El guion de la agresión: El caso Venezuela
La estrategia es cíclica: mentir, demonizar, hacer ver del adversario un demonio y agredir, atacar. En 2015, la administración de Obama declaró a Venezuela como una «amenaza inusual» para la seguridad de EE. UU., una premisa falsa utilizada para imponer más de 700 sanciones ilegales. A pesar del daño económico, el pueblo venezolano logró recuperarse, convirtiéndose en una de las economías de mayor crecimiento en la región.
Ante esta resistencia, el «régimen de Estados Unidos» fabricó una nueva calumnia: el narcoestado y el inexistente «Cartel de los Soles». Esta narrativa justificó agresiones violentas y el secuestro del presidente venezolano el 3 de enero de 2026. Una vez ejecutado el ataque, el discurso de las drogas y el Cartel de los Soles desapareció, revelando el verdadero objetivo: el control del petróleo venezolano por la fuerza de parte del régimen estadounidense.
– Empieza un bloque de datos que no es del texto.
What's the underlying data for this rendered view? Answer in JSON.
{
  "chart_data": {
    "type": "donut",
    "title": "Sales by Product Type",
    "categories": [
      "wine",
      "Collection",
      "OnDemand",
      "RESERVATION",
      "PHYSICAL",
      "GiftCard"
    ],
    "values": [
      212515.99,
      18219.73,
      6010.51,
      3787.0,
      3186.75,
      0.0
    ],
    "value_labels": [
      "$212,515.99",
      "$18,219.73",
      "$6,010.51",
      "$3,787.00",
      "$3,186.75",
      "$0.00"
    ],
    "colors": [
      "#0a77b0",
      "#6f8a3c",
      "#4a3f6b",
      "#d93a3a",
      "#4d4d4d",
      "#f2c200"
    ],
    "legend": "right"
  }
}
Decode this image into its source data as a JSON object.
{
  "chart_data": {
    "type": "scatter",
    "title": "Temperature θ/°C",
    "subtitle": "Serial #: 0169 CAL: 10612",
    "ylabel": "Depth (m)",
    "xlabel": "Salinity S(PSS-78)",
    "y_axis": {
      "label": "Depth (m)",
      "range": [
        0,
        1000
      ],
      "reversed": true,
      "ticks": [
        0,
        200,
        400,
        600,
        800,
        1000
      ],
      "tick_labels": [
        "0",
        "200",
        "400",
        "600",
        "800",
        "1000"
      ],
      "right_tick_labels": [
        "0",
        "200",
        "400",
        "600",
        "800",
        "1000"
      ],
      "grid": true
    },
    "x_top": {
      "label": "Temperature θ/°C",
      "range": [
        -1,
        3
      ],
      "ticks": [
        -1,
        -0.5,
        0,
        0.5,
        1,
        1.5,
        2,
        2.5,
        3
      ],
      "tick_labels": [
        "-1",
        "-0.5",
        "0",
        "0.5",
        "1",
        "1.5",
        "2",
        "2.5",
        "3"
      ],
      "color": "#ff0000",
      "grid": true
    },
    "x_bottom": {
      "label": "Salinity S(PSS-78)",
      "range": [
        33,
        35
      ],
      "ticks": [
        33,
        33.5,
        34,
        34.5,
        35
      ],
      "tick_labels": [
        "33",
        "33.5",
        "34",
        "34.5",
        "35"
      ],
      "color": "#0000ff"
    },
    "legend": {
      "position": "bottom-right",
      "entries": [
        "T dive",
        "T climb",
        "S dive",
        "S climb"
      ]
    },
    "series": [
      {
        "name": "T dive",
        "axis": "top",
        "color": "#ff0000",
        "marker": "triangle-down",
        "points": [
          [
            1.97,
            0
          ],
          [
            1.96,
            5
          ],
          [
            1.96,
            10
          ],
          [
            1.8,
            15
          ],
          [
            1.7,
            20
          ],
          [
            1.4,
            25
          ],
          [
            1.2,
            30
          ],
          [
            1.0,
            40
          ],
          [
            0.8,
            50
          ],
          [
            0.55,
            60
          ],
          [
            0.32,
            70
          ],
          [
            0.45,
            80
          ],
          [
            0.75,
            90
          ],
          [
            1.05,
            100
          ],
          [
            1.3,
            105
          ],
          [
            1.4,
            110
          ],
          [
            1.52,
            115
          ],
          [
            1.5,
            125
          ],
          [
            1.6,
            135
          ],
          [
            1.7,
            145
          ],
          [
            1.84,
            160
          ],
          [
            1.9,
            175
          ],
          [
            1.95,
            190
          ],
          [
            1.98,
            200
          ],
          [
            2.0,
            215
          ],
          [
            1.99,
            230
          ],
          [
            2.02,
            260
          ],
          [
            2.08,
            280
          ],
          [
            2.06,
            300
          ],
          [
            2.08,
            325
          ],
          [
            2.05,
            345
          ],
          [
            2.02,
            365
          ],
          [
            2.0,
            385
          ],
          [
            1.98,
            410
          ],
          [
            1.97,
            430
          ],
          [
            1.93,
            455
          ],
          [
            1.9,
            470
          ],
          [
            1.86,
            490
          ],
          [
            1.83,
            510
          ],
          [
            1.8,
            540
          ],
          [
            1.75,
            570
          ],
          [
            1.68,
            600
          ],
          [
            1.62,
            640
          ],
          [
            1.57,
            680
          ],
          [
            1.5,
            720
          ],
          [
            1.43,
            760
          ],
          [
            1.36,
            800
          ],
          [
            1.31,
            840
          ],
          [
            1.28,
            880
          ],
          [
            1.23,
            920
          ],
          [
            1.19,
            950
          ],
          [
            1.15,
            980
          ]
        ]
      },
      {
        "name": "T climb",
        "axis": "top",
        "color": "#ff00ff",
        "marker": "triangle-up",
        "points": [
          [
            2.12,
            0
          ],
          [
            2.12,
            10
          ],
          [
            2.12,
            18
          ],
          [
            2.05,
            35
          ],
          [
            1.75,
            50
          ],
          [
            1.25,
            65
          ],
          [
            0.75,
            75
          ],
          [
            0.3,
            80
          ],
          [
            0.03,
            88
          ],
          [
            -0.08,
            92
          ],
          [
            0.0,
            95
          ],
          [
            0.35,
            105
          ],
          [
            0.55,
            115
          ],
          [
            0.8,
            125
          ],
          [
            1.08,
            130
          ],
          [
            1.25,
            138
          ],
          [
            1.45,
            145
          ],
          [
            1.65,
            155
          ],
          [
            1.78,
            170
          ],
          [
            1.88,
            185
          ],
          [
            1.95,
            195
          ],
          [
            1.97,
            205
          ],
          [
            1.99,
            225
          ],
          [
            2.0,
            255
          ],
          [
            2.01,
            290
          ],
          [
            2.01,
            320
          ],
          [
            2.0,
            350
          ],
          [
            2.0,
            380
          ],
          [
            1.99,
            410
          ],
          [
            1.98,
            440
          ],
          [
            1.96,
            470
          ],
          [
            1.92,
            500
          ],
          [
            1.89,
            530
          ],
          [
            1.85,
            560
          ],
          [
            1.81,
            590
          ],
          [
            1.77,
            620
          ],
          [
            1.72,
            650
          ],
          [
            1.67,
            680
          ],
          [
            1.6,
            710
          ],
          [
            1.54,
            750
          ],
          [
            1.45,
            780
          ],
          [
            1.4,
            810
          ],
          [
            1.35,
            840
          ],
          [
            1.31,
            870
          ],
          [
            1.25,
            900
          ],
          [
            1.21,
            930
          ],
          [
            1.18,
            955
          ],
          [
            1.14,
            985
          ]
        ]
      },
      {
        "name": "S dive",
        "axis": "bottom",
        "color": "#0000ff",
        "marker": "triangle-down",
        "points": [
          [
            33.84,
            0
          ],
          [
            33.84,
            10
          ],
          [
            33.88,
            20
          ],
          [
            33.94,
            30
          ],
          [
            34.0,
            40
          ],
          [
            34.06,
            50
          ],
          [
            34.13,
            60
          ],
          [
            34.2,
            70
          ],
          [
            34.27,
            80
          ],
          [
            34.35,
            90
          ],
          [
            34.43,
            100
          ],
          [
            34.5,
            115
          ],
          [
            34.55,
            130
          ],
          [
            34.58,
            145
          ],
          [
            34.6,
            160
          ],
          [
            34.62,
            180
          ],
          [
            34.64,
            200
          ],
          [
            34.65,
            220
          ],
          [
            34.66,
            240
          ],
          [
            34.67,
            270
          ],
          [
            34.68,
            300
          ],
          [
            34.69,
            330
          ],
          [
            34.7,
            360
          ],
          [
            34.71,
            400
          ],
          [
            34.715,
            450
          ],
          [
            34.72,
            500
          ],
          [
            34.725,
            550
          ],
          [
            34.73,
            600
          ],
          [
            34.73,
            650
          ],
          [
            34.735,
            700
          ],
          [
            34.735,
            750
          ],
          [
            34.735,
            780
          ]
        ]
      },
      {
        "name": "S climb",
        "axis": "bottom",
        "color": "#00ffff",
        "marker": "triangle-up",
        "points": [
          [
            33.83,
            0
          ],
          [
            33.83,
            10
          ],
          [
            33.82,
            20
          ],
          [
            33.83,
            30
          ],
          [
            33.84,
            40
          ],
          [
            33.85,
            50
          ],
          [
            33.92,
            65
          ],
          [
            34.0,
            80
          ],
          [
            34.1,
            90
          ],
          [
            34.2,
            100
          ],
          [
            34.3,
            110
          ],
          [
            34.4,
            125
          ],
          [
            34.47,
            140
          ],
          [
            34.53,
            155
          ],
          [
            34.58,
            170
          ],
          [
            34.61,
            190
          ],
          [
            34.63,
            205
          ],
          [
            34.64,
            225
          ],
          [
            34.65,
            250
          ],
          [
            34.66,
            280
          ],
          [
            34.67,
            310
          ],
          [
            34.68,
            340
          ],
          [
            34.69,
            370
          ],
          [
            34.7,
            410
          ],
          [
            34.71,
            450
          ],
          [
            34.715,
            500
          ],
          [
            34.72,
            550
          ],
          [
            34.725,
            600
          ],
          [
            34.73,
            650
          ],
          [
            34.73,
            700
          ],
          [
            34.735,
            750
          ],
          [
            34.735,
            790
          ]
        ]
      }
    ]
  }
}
La nueva amenaza contra Cuba
Siguiendo el mismo patrón, recientemente se ha declarado a Cuba como una «amenaza inusual». Resulta absurdo pretender que una isla de 11 millones de habitantes, bloqueada por seis décadas, represente un peligro militar para Estados Unidos la potencia más rica del mundo y con el ejército más poderoso del mundo.. Sin embargo, la prensa internacional y colonial ya ha puesto en marcha la maquinaria de desinformación.
Esta retórica anticipa medidas agresivas: bloqueos navales, aranceles punitivos a socios comerciales y, posiblemente, una agresión directa. La situación para el pueblo cubano es crítica.
Conclusión
Ante esta realidad, solo existen dos caminos: consumir las mentiras del régimen estadounidense y la prensa colonia o denunciar la hipocresía del sistema. No hay espacio para la neutralidad; ser consciente de estas tácticas nos obliga a ser solidarios con las naciones agredidas y a no ser cómplices de los mentirosos.